Ventura nunca fue un pintor académico y eso tuvo que pagarlo. De hecho, su actitud le apartó de la demanda de las clases más adineradas. Como Fillol, si los cuadros más comprometidos y comprometedores no los comprada el Estado, volvían con ellos a casa y con el fin de mes sin resolver. Por eso se ganaba la vida ilustrando para revistas (Blanco y Negro) y publicidad de marcas. Era mucho más fácil aceptar, asumir y defender el discurso doctrinal.
Pintor de calle
Es un pintor comprometido con el tema y el punto de vista de los descamisados, los desesperados, los trabajadores asfixiados. Ventura es uno de ellos. Llega a Madrid con una mano delante y otra detrás, dejando atrás su trabajo como pintor decorativo en el taller La Vizcaína. En 1890 está en la capital y sin un duro. Así que para pagarse la estancia y los estudios en la Escuela de Bellas Artes de San Fernando malvivió retratando por las calles y las plazas. Una vez allí se dedicó a estudiar a Velázquez y Tiziano en el Prado. Los copia hasta 1896. A Murillo también. Obtuvo una beca del casino de Gijón para ir a Roma a estudiar, donde residió durante dos años. Vio pintar en Muros de Pravia a Joaquín Sorolla, en 1895, y se supone que ese fue el origen de su factura velazqueña, tan franca, y suelta, tan certera.
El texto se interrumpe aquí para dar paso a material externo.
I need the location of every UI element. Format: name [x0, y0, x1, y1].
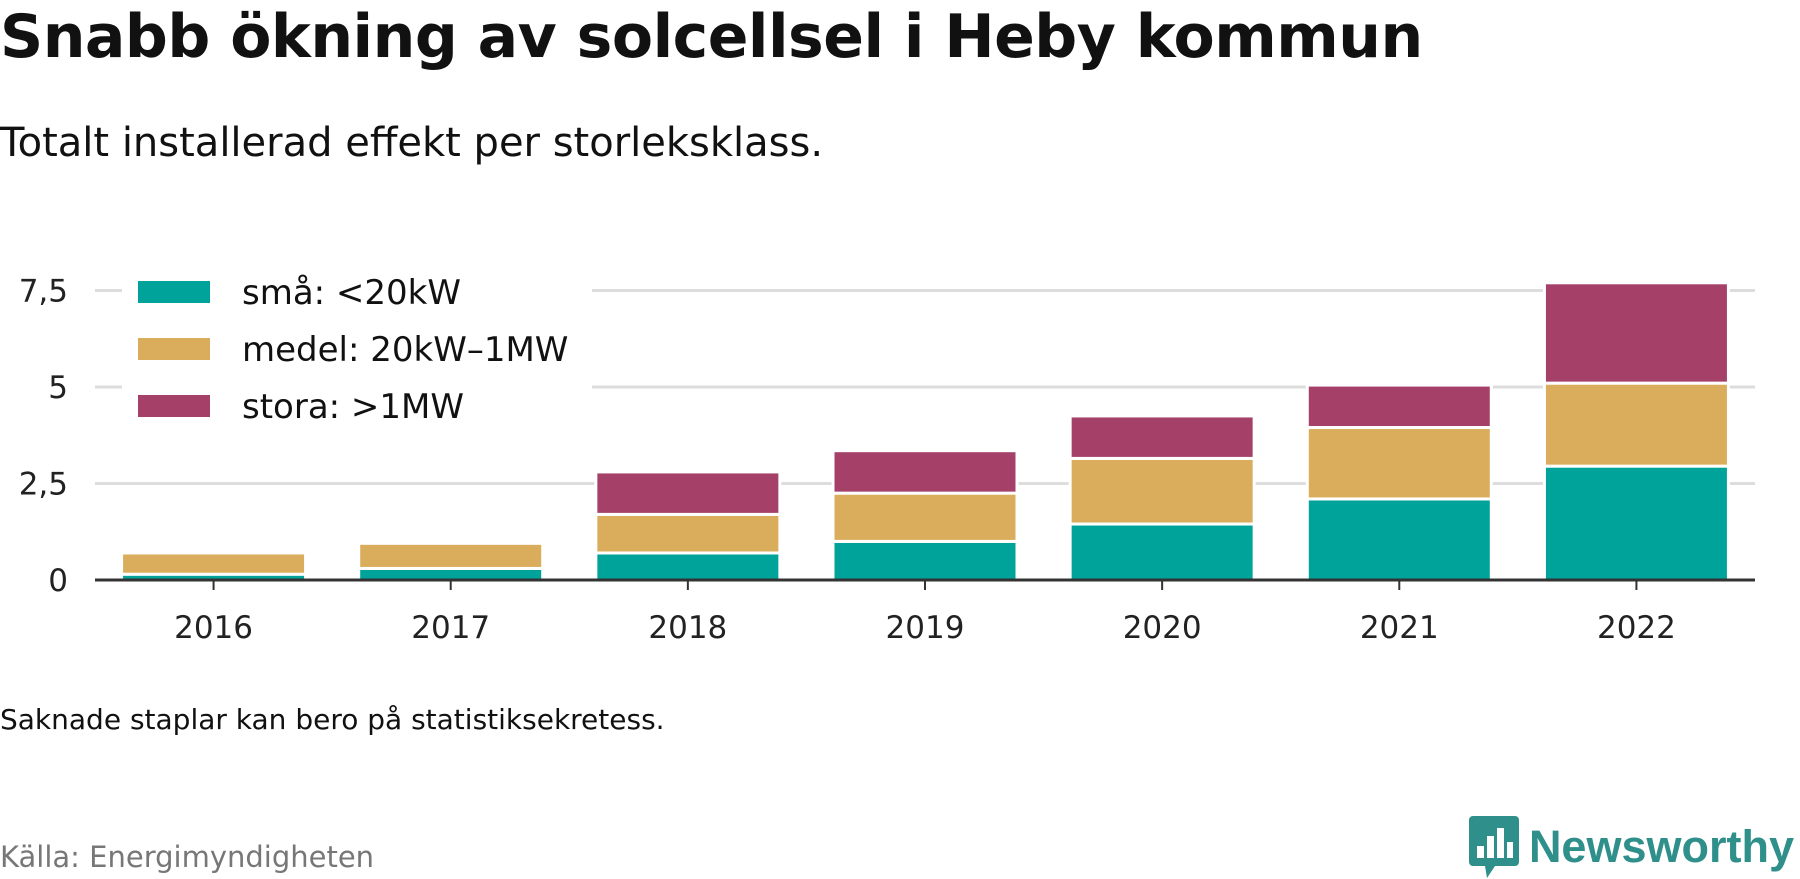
bar-segment [1542, 281, 1730, 385]
bar-segment [594, 512, 782, 555]
x-tick-label: 2021 [1360, 610, 1439, 646]
x-tick-label: 2017 [411, 610, 490, 646]
x-tick-label: 2018 [648, 610, 727, 646]
bar-segment [1305, 497, 1493, 582]
legend-label: medel: 20kW–1MW [242, 330, 568, 370]
bar-segment [1068, 522, 1256, 582]
stacked-bar-chart: 0 2,5 5 7,5 2016 2017 2018 2019 2020 2021 2022 sm… [18, 258, 1755, 646]
bar-segment [120, 551, 308, 576]
y-tick-label: 7,5 [19, 274, 68, 310]
bar-segment [357, 566, 545, 582]
x-axis: 2016 2017 2018 2019 2020 2021 2022 [95, 578, 1755, 646]
bar-segment [1542, 464, 1730, 582]
source-credit: Källa: Energimyndigheten [0, 840, 375, 874]
x-tick-label: 2016 [174, 610, 253, 646]
newsworthy-logo-icon [1468, 816, 1519, 878]
x-tick-label: 2019 [886, 610, 965, 646]
chart-title: Snabb ökning av solcellsel i Heby kommun [0, 2, 1423, 72]
bar-segment [1305, 383, 1493, 430]
y-tick-label: 5 [48, 370, 68, 406]
bar-segment [831, 539, 1019, 582]
x-tick-label: 2020 [1123, 610, 1202, 646]
y-tick-label: 2,5 [19, 467, 68, 503]
bar-segment [594, 470, 782, 516]
bar-segment [1068, 456, 1256, 526]
y-tick-label: 0 [48, 563, 68, 599]
bars [120, 281, 1730, 582]
bar-segment [1068, 414, 1256, 460]
bar-segment [831, 449, 1019, 495]
bar-segment [1305, 426, 1493, 501]
bar-segment [594, 551, 782, 582]
brand-logo: Newsworthy [1468, 816, 1794, 878]
legend-label: små: <20kW [242, 273, 461, 313]
legend-swatch [138, 281, 210, 303]
bar-segment [1542, 381, 1730, 468]
legend: små: <20kW medel: 20kW–1MW stora: >1MW [122, 258, 592, 438]
chart-subtitle: Totalt installerad effekt per storlekskl… [0, 120, 824, 166]
bar-segment [357, 541, 545, 570]
legend-label: stora: >1MW [242, 387, 464, 427]
footnote: Saknade staplar kan bero på statistiksek… [0, 703, 665, 736]
x-tick-label: 2022 [1597, 610, 1676, 646]
y-axis-ticks: 0 2,5 5 7,5 [19, 274, 68, 600]
brand-name: Newsworthy [1528, 821, 1794, 872]
bar-segment [831, 491, 1019, 543]
legend-swatch [138, 338, 210, 360]
legend-swatch [138, 395, 210, 417]
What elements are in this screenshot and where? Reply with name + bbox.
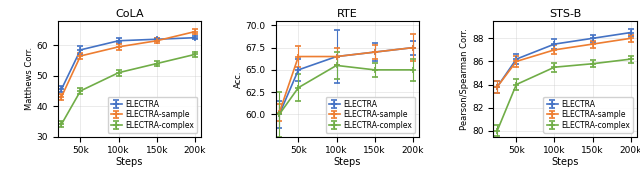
X-axis label: Steps: Steps: [333, 157, 361, 167]
Legend: ELECTRA, ELECTRA-sample, ELECTRA-complex: ELECTRA, ELECTRA-sample, ELECTRA-complex: [326, 97, 415, 133]
Y-axis label: Pearson/Spearman Corr.: Pearson/Spearman Corr.: [460, 28, 469, 130]
Legend: ELECTRA, ELECTRA-sample, ELECTRA-complex: ELECTRA, ELECTRA-sample, ELECTRA-complex: [543, 97, 633, 133]
Title: STS-B: STS-B: [549, 9, 581, 19]
Title: CoLA: CoLA: [115, 9, 143, 19]
Title: RTE: RTE: [337, 9, 358, 19]
Y-axis label: Matthews Corr.: Matthews Corr.: [24, 47, 33, 110]
X-axis label: Steps: Steps: [552, 157, 579, 167]
X-axis label: Steps: Steps: [116, 157, 143, 167]
Legend: ELECTRA, ELECTRA-sample, ELECTRA-complex: ELECTRA, ELECTRA-sample, ELECTRA-complex: [108, 97, 197, 133]
Y-axis label: Acc.: Acc.: [234, 70, 243, 88]
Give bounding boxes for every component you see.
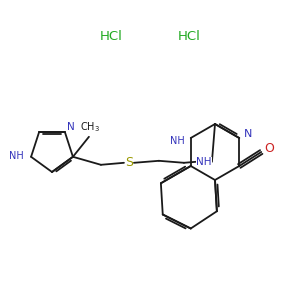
Text: N: N <box>244 129 253 139</box>
Text: S: S <box>125 156 133 169</box>
Text: CH$_3$: CH$_3$ <box>80 120 100 134</box>
Text: HCl: HCl <box>100 29 122 43</box>
Text: N: N <box>67 122 75 132</box>
Text: NH: NH <box>196 157 212 167</box>
Text: NH: NH <box>170 136 185 146</box>
Text: HCl: HCl <box>178 29 200 43</box>
Text: O: O <box>264 142 274 154</box>
Text: NH: NH <box>9 151 24 161</box>
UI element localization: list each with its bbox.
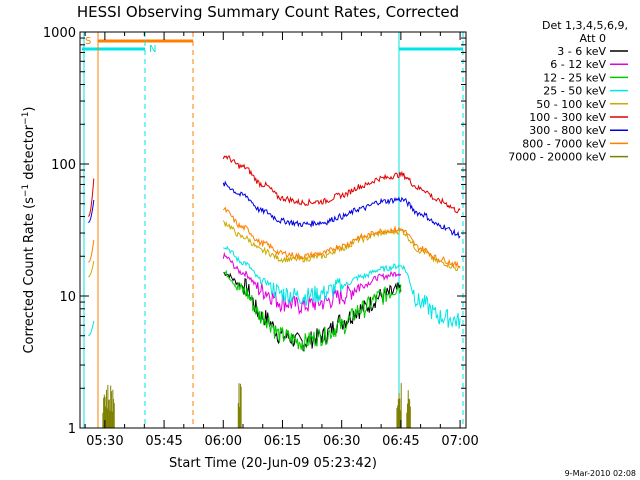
segment-label-n: N: [149, 44, 156, 55]
legend-label: 25 - 50 keV: [543, 85, 606, 98]
legend-label: 3 - 6 keV: [557, 45, 606, 58]
series-early-3: [88, 320, 95, 337]
legend-label: 7000 - 20000 keV: [508, 151, 606, 164]
timestamp: 9-Mar-2010 02:08: [565, 469, 636, 478]
x-tick-label: 06:15: [264, 434, 301, 449]
series-line-7: [222, 206, 461, 269]
series-early-4: [88, 261, 95, 278]
series-line-2: [223, 269, 402, 352]
axes: 05:30 05:45 06:00 06:15 06:30 06:45 07:00 1 10 10…: [43, 26, 479, 449]
y-label-tail: ): [22, 106, 37, 111]
x-tick-label: 06:30: [323, 434, 360, 449]
x-tick-label: 06:45: [382, 434, 419, 449]
series-line-6: [222, 180, 461, 239]
legend-label: 12 - 25 keV: [543, 71, 606, 84]
y-tick-label: 10: [59, 290, 76, 305]
x-axis-label: Start Time (20-Jun-09 05:23:42): [169, 456, 377, 471]
series-layer: [87, 155, 461, 428]
y-label-sup2: −1: [21, 112, 31, 125]
series-line-4: [222, 220, 461, 272]
series-8: [102, 383, 411, 428]
y-tick-label: 1000: [43, 26, 76, 41]
chart-title: HESSI Observing Summary Count Rates, Cor…: [77, 3, 459, 21]
event-markers: [83, 32, 464, 428]
legend-label: 800 - 7000 keV: [522, 137, 606, 150]
plot-frame: [79, 31, 467, 429]
x-tick-label: 05:45: [145, 434, 182, 449]
x-tick-label: 07:00: [441, 434, 478, 449]
series-line-3: [223, 245, 461, 329]
segment-label-s: S: [85, 36, 91, 47]
series-early-6: [88, 200, 95, 224]
y-axis-label: Corrected Count Rate (s−1 detector−1): [21, 106, 37, 353]
series-early-7: [88, 239, 95, 263]
legend-label: 6 - 12 keV: [550, 58, 606, 71]
legend-label: 300 - 800 keV: [529, 124, 606, 137]
series-early-5: [87, 178, 95, 217]
y-label-lead: Corrected Count Rate (s: [22, 197, 37, 354]
x-tick-label: 06:00: [205, 434, 242, 449]
segment-bars: S N: [82, 36, 463, 55]
x-tick-label: 05:30: [86, 434, 123, 449]
y-label-sup1: −1: [21, 184, 31, 197]
y-tick-label: 1: [68, 422, 76, 437]
y-label-mid: detector: [22, 124, 37, 184]
y-tick-label: 100: [51, 158, 76, 173]
series-line-1: [222, 251, 402, 316]
legend-header-line1: Det 1,3,4,5,6,9,: [542, 19, 628, 32]
series-line-5: [222, 155, 461, 214]
legend-label: 50 - 100 keV: [536, 98, 606, 111]
series-line-0: [223, 271, 402, 352]
legend-label: 100 - 300 keV: [529, 111, 606, 124]
legend-header-line2: Att 0: [580, 32, 606, 45]
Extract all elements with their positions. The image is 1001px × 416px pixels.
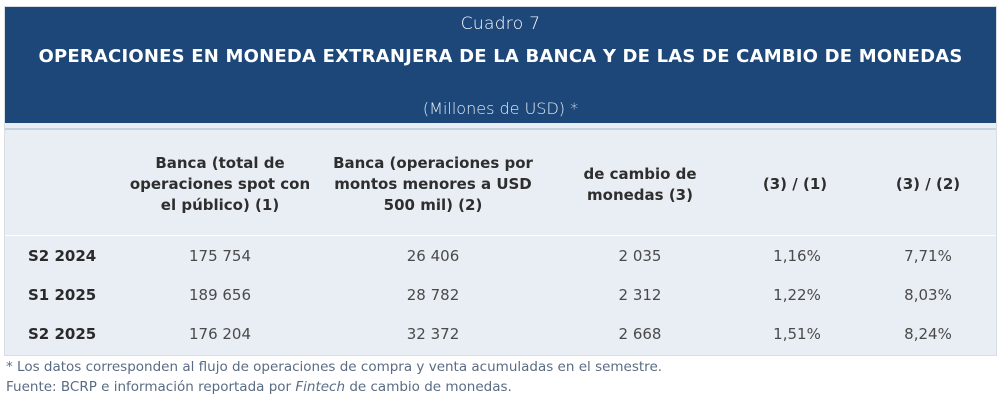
table-title: OPERACIONES EN MONEDA EXTRANJERA DE LA B… <box>38 46 963 67</box>
source-suffix: de cambio de monedas. <box>345 379 512 395</box>
table-cell: 7,71% <box>904 247 952 265</box>
table-cell: 176 204 <box>188 325 252 343</box>
table-cell: 2 668 <box>618 325 662 343</box>
table-cell: 28 782 <box>406 286 460 304</box>
row-label: S2 2024 <box>28 247 97 265</box>
column-header-ratio-3-1: (3) / (1) <box>762 175 828 193</box>
column-header-divider <box>5 235 996 236</box>
table-cell: 26 406 <box>406 247 460 265</box>
table-units: (Millones de USD) * <box>422 99 579 118</box>
table-cell: 8,03% <box>904 286 952 304</box>
source-prefix: Fuente: BCRP e información reportada por <box>6 379 296 395</box>
source-note: Fuente: BCRP e información reportada por… <box>6 379 512 395</box>
source-italic: Fintech <box>295 379 346 395</box>
table-cell: 1,22% <box>773 286 821 304</box>
table-cell: 32 372 <box>406 325 460 343</box>
table-cell: 1,51% <box>773 325 821 343</box>
row-label: S2 2025 <box>28 325 97 343</box>
table-number: Cuadro 7 <box>460 14 541 34</box>
column-header-banca-total: Banca (total de operaciones spot con el … <box>129 154 311 214</box>
table-cell: 189 656 <box>188 286 252 304</box>
table-cell: 8,24% <box>904 325 952 343</box>
table-cell: 2 035 <box>618 247 662 265</box>
table-cell: 175 754 <box>188 247 252 265</box>
table-body <box>5 123 996 355</box>
footnote: * Los datos corresponden al flujo de ope… <box>6 359 663 375</box>
row-label: S1 2025 <box>28 286 97 304</box>
table-cell: 2 312 <box>618 286 662 304</box>
table-header: Cuadro 7 OPERACIONES EN MONEDA EXTRANJER… <box>5 7 996 123</box>
column-header-banca-menores: Banca (operaciones por montos menores a … <box>333 154 533 214</box>
column-header-casas-cambio: de cambio de monedas (3) <box>583 164 697 204</box>
header-divider <box>5 128 996 130</box>
table-cell: 1,16% <box>773 247 821 265</box>
column-header-ratio-3-2: (3) / (2) <box>895 175 961 193</box>
table-frame <box>4 6 997 356</box>
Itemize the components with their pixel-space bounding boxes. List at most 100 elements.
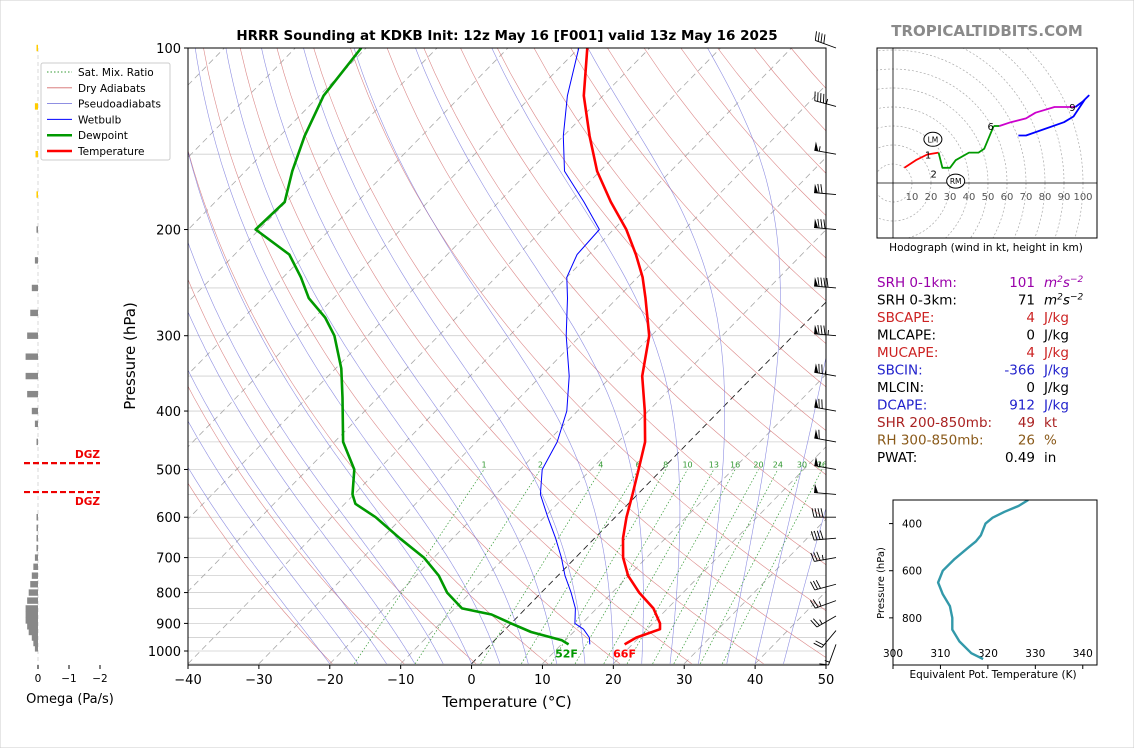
index-label: MUCAPE:	[877, 345, 938, 361]
index-unit: in	[1044, 450, 1056, 466]
mixing-ratio-label: 13	[709, 460, 719, 469]
mixing-ratio-label: 20	[753, 460, 763, 469]
theta-e-y-tick-label: 600	[902, 566, 922, 578]
skewt-y-label: Pressure (hPa)	[121, 302, 139, 410]
storm-motion-marker: RM	[947, 174, 965, 188]
index-label: PWAT:	[877, 450, 917, 466]
omega-bar	[32, 285, 38, 291]
surface-temperature-label: 66F	[613, 647, 636, 660]
theta-e-y-tick-label: 400	[902, 519, 922, 531]
index-unit: J/kg	[1043, 398, 1069, 414]
omega-bar	[35, 103, 38, 109]
mixing-ratio-label: 4	[598, 460, 603, 469]
hodograph-height-label: 1	[925, 151, 931, 162]
omega-bar	[26, 605, 38, 611]
omega-bar	[37, 525, 39, 531]
index-unit: J/kg	[1043, 328, 1069, 344]
index-label: MLCIN:	[877, 380, 924, 396]
index-value: 912	[1009, 398, 1035, 414]
index-unit: kt	[1044, 415, 1057, 431]
mixing-ratio-label: 1	[482, 460, 487, 469]
index-value: 101	[1009, 275, 1035, 291]
omega-tick-label: −1	[61, 673, 76, 685]
y-tick-label: 900	[156, 617, 181, 632]
x-tick-label: 20	[605, 673, 622, 688]
omega-tick-label: 0	[35, 673, 42, 685]
y-tick-label: 600	[156, 511, 181, 526]
mixing-ratio-label: 10	[682, 460, 692, 469]
index-value: 0.49	[1005, 450, 1035, 466]
omega-bar	[37, 514, 39, 520]
hodograph-height-label: 2	[931, 170, 937, 181]
index-value: 4	[1026, 310, 1035, 326]
storm-motion-marker: LM	[924, 132, 942, 146]
x-tick-label: −10	[387, 673, 414, 688]
index-label: RH 300-850mb:	[877, 433, 984, 449]
omega-bar	[33, 564, 38, 570]
index-value: -366	[1004, 363, 1035, 379]
x-tick-label: 40	[747, 673, 764, 688]
y-tick-label: 400	[156, 405, 181, 420]
omega-bar	[37, 45, 39, 51]
y-tick-label: 500	[156, 463, 181, 478]
index-label: SRH 0-3km:	[877, 293, 957, 309]
x-tick-label: 10	[534, 673, 551, 688]
y-tick-label: 300	[156, 330, 181, 345]
index-value: 71	[1018, 293, 1035, 309]
index-label: SHR 200-850mb:	[877, 415, 992, 431]
omega-bar	[30, 581, 38, 587]
mixing-ratio-label: 24	[773, 460, 783, 469]
omega-bar	[32, 572, 38, 578]
y-tick-label: 1000	[148, 645, 181, 660]
x-tick-label: 0	[467, 673, 475, 688]
omega-bar	[26, 353, 38, 359]
index-value: 26	[1018, 433, 1035, 449]
mixing-ratio-label: 8	[663, 460, 668, 469]
index-label: SBCAPE:	[877, 310, 934, 326]
hodograph-caption: Hodograph (wind in kt, height in km)	[889, 242, 1083, 254]
index-label: DCAPE:	[877, 398, 927, 414]
omega-tick-label: −2	[92, 673, 107, 685]
index-value: 0	[1026, 380, 1035, 396]
hodograph-ring-label: 10	[906, 192, 919, 203]
index-label: MLCAPE:	[877, 328, 936, 344]
index-unit: J/kg	[1043, 310, 1069, 326]
omega-bar	[27, 597, 38, 603]
theta-e-y-label: Pressure (hPa)	[876, 547, 887, 619]
omega-bar	[36, 191, 38, 197]
dgz-label: DGZ	[75, 449, 100, 461]
chart-title: HRRR Sounding at KDKB Init: 12z May 16 […	[236, 28, 777, 44]
mixing-ratio-label: 2	[538, 460, 543, 469]
omega-bar	[37, 535, 39, 541]
omega-bar	[35, 421, 38, 427]
x-tick-label: −40	[174, 673, 201, 688]
hodograph-ring-label: 40	[963, 192, 976, 203]
omega-bar	[32, 408, 38, 414]
index-row: RH 300-850mb: 26%	[877, 433, 1057, 449]
mixing-ratio-label: 30	[797, 460, 807, 469]
omega-bar	[36, 226, 38, 232]
index-unit: J/kg	[1043, 363, 1069, 379]
legend-label: Temperature	[77, 146, 145, 158]
hodograph-ring-label: 60	[1001, 192, 1014, 203]
hodograph-ring-label: 100	[1073, 192, 1092, 203]
dgz-label: DGZ	[75, 496, 100, 508]
omega-bar	[27, 333, 38, 339]
hodograph-ring-label: 80	[1039, 192, 1052, 203]
omega-bar	[33, 640, 38, 646]
hodograph-ring-label: 70	[1020, 192, 1033, 203]
theta-e-x-label: Equivalent Pot. Temperature (K)	[909, 669, 1076, 681]
legend-label: Dry Adiabats	[78, 83, 146, 95]
y-tick-label: 800	[156, 587, 181, 602]
omega-bar	[35, 257, 38, 263]
legend-label: Sat. Mix. Ratio	[78, 67, 154, 79]
index-unit: %	[1044, 433, 1057, 449]
hodograph-ring-label: 50	[982, 192, 995, 203]
omega-bar	[27, 623, 38, 629]
index-unit: J/kg	[1043, 345, 1069, 361]
y-tick-label: 100	[156, 42, 181, 57]
hodograph-ring-label: 30	[944, 192, 957, 203]
omega-bar	[35, 554, 38, 560]
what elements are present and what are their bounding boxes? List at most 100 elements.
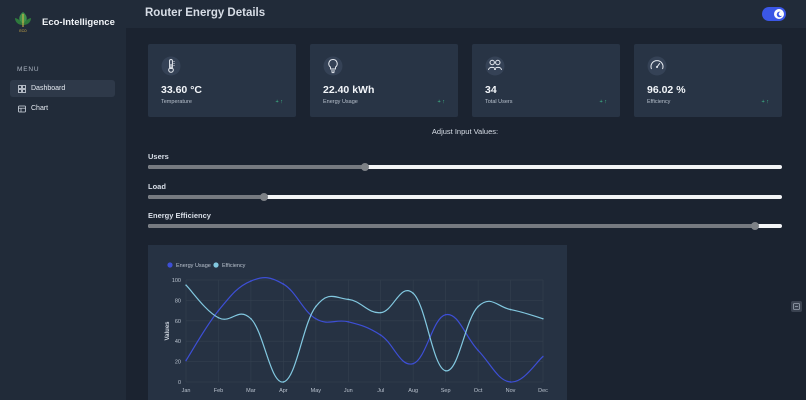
data-point <box>282 381 285 383</box>
x-tick-label: Feb <box>214 388 223 394</box>
data-point <box>477 305 479 308</box>
line-chart: 0 20 40 60 80 100 Jan Feb Mar Apr May Jun Jul Aug Sep O… <box>165 262 548 394</box>
menu-heading: MENU <box>17 66 40 73</box>
table-icon <box>18 105 26 112</box>
data-point <box>347 298 350 301</box>
svg-text:ECO: ECO <box>19 29 27 33</box>
data-point <box>509 381 512 383</box>
sidebar-item-chart[interactable]: Chart <box>10 100 115 117</box>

El pintor asturiano se presentó a la Exposición Nacional de Bellas Artes todas las ediciones entre 1892 y 1915. En 1897, con el cuadro ¡Todo a babor!, obtuvo la tercera medalla. Con La promesa, en 1904, le dieron una condecoración. Emigrantes le valió la segunda medalla en la Exposición Nacional de 1908. Alcanzó la primera medalla en 1915, con El pan nuestro de cada día. La mayoría de ellas son propiedad del Prado, porque las compró el Estado pero nunca se han mostrado en sus salas.
La promesa (1903) la compró Aureliano de Beruete, que la donó y se la regaló al Museo de Arte Moderno. Suele considerarse su mejor obra. Aunque no mereció la primera medalla de oro en la Exposición Nacional de 1904, sí ganó la medalla de oro por unanimidad en la Exposición Internacional de Múnich. “En ella el pintor acertó a fundir el cuadro de costumbres de inspiración religiosa con la captación naturalista y certera del paisaje”, escribe Javier Barón, responsable del Prado del siglo XIX. Hoy La promesa puede visitarse en el Museo de Bellas Artes de Asturias, donde se le venera como un pintor costumbrista, local y de la tierra.